Let $X = \prod_{k=1}^\infty \{0,1\}$ which can be viewed as the set of all sequences of binary digits. For $f,g \in X$, with $f \neq g$, define $m(f, g) = \min\{k : f(k) \neq g(k)\}$ and define $d : X \times X \to \mathbb{R}$ by
$$d(f, g) = \begin{cases}2^{-m(f,g)} & \text{if } f \neq g \\ 0 & \text{if }f = g.\end{cases}$$
The first three axioms have been given I imagine the first starting point is to prove that
$$m(a,c) \ge \min\{m(a,b), m(b,c)\}.$$
Followed by:
For $f \in X$, $n \in \mathbb{N}$, prove that $B(f, 2^{-n})$ consists of all $g \in X$ for which
$$f(1) = g(1), f(2) = g(2), \ldots, \text{ and }f(n) = g(n).$$
This I think you must use the previous fact that $d(f,g) = 2^{-m(f,g)}$.
Followed by:
Show that for all $f \in X$, $r > 0$, either $B'(f,r) = B(f,r)$ or $B'(f,r) = B(f,2r)$.

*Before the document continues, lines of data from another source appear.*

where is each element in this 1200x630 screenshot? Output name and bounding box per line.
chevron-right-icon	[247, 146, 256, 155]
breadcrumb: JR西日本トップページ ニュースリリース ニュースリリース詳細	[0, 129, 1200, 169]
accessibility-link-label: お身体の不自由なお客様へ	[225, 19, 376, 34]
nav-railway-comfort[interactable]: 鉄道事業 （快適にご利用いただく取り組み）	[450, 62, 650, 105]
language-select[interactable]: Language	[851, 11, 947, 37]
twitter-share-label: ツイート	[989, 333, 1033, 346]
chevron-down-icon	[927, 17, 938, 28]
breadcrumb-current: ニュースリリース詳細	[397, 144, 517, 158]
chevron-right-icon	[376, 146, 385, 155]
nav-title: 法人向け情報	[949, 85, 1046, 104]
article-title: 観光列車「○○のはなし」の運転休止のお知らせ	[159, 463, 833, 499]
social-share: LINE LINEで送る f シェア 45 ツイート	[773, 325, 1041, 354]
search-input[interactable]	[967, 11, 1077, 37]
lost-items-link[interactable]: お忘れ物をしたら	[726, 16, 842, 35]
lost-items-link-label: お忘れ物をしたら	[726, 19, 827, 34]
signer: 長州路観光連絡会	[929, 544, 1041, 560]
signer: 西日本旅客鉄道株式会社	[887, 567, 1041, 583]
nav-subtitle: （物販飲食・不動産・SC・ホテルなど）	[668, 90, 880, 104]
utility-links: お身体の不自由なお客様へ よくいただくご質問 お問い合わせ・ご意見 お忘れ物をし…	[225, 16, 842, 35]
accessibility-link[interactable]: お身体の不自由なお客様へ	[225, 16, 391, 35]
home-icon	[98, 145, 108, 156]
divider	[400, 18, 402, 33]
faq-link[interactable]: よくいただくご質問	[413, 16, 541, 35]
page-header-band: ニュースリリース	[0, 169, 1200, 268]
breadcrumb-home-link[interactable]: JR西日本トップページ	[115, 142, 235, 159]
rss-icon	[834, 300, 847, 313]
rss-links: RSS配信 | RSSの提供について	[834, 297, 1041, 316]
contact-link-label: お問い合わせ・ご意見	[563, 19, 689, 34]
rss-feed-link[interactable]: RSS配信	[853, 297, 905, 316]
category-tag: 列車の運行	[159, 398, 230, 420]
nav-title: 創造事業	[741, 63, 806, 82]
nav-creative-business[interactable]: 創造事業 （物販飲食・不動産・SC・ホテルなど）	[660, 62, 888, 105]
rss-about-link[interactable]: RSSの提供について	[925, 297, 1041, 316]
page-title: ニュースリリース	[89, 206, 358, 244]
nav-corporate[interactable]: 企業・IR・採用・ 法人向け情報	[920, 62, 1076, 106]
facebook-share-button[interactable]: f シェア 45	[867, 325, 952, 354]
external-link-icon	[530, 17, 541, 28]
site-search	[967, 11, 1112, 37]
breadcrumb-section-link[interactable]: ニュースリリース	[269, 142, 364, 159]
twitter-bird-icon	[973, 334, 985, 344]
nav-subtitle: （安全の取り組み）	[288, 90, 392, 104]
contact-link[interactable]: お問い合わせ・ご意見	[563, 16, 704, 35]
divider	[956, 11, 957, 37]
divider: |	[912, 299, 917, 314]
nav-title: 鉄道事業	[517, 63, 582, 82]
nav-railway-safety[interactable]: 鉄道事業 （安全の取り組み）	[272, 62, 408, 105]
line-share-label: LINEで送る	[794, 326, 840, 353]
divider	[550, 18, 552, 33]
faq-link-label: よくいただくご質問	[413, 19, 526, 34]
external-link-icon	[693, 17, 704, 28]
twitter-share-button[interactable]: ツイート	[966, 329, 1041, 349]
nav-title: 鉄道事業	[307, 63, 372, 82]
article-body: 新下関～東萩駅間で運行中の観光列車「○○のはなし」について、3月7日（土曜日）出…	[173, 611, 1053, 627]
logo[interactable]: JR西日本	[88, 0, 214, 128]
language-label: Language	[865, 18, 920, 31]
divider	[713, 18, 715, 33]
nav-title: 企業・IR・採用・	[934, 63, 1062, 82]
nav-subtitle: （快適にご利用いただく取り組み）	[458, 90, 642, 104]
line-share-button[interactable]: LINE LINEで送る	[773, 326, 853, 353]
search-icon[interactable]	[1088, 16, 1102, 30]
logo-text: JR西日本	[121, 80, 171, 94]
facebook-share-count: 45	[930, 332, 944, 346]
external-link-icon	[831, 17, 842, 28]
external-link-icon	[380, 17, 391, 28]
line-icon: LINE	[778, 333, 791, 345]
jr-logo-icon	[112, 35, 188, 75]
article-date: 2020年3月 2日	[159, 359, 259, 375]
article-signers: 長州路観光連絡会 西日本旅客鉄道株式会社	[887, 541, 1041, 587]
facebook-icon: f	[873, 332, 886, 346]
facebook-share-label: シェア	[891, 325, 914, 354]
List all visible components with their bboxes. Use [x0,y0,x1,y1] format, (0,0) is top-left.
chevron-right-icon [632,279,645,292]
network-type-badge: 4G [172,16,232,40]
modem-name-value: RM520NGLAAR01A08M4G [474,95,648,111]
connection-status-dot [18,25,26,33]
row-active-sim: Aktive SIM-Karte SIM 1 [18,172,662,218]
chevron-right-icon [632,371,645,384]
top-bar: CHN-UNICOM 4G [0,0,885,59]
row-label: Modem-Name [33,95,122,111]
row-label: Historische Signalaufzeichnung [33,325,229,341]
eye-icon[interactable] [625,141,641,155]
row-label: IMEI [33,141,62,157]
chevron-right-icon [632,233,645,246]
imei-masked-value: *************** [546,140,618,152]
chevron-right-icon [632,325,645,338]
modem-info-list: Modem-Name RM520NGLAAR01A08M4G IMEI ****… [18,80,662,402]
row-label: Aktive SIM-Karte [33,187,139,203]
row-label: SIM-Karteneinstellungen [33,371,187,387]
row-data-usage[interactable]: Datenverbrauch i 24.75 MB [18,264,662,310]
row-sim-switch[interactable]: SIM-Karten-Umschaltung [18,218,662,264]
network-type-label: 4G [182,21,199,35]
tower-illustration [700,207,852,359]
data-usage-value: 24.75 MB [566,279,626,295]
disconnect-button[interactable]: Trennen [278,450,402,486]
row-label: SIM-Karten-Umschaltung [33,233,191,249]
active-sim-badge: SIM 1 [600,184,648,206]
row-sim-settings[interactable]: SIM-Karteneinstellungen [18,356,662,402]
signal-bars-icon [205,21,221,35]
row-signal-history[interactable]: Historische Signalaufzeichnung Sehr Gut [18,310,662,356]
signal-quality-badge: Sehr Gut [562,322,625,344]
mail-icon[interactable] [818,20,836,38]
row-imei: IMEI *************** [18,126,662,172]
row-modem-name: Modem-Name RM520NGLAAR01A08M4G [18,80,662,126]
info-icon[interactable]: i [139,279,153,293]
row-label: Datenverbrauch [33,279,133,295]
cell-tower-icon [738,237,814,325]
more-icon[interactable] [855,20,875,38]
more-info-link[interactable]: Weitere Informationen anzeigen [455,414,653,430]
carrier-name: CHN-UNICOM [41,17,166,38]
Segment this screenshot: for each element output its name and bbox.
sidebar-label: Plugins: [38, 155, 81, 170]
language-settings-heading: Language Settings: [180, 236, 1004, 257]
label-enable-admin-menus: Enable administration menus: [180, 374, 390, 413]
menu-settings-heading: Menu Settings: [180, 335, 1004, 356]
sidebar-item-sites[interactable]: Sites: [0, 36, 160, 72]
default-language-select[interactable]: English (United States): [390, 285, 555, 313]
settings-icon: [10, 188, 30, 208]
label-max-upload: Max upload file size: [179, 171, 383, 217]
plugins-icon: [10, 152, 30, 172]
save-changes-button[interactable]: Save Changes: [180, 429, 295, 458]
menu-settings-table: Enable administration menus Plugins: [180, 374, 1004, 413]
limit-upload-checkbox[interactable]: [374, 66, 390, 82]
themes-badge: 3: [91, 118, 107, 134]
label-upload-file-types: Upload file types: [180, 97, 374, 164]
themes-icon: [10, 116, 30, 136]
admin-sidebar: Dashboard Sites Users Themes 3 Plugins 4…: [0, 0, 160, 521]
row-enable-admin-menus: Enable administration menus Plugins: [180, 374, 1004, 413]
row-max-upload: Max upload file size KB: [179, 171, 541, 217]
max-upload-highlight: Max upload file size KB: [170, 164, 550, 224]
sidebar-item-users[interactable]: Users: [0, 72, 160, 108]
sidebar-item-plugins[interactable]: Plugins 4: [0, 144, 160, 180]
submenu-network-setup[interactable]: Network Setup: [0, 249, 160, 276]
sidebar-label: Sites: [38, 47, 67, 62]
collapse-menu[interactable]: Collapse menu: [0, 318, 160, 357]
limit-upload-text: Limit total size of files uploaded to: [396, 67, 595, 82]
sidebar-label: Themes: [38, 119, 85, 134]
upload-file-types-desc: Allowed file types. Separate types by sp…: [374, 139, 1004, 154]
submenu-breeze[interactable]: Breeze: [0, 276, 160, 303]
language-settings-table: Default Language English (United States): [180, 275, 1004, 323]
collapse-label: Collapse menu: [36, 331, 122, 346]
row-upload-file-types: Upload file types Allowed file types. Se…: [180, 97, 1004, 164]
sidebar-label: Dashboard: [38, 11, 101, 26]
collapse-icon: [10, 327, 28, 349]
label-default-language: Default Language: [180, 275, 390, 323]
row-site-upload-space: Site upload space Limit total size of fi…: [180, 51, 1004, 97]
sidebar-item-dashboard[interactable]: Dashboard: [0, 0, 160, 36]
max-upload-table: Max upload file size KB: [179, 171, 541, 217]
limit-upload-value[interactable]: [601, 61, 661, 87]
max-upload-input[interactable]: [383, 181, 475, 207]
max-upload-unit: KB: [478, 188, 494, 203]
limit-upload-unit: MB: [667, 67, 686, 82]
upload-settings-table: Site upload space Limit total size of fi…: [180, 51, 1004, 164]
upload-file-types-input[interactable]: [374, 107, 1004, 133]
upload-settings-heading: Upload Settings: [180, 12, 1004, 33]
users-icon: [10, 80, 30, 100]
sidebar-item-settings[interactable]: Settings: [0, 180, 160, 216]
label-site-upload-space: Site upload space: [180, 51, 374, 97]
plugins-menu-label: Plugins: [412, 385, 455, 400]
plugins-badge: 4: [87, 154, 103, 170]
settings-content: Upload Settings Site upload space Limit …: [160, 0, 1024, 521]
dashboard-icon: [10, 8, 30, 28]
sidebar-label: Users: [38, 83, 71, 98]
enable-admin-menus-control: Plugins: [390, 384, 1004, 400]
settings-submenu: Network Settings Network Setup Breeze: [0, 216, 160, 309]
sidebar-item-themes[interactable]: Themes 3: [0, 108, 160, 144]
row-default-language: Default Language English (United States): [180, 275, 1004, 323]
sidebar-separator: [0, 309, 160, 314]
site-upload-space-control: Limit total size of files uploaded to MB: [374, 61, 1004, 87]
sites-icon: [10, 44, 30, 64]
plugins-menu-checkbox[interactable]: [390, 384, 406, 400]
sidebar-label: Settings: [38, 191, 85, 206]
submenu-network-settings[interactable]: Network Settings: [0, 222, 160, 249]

This I believe must be a continuity using open sets problem.
Best Answer
Suppose $f \ne g \ne h \ne f.$ Let $a=m(f,g),\,b=m(g,h), \,c=m(f,h).$
Suppose $d(f,g)+d(g,h)<d(f,h).$
Then $ 2^{-a}+2^{-b}<2^{-c},$ which implies $(\,c<a \land c<b\,). $ But then $$ f(c)=g(c)\quad (\text { as }c<a=m(f,g)\,)$$ $$ \text {and } \quad g(c)=h(c)\quad (\text { as } c<b=m(g,h)\,)$$ so $f(c)=h(c),$ contrary to the def'n of $c=m(f,h).$ Contradiction.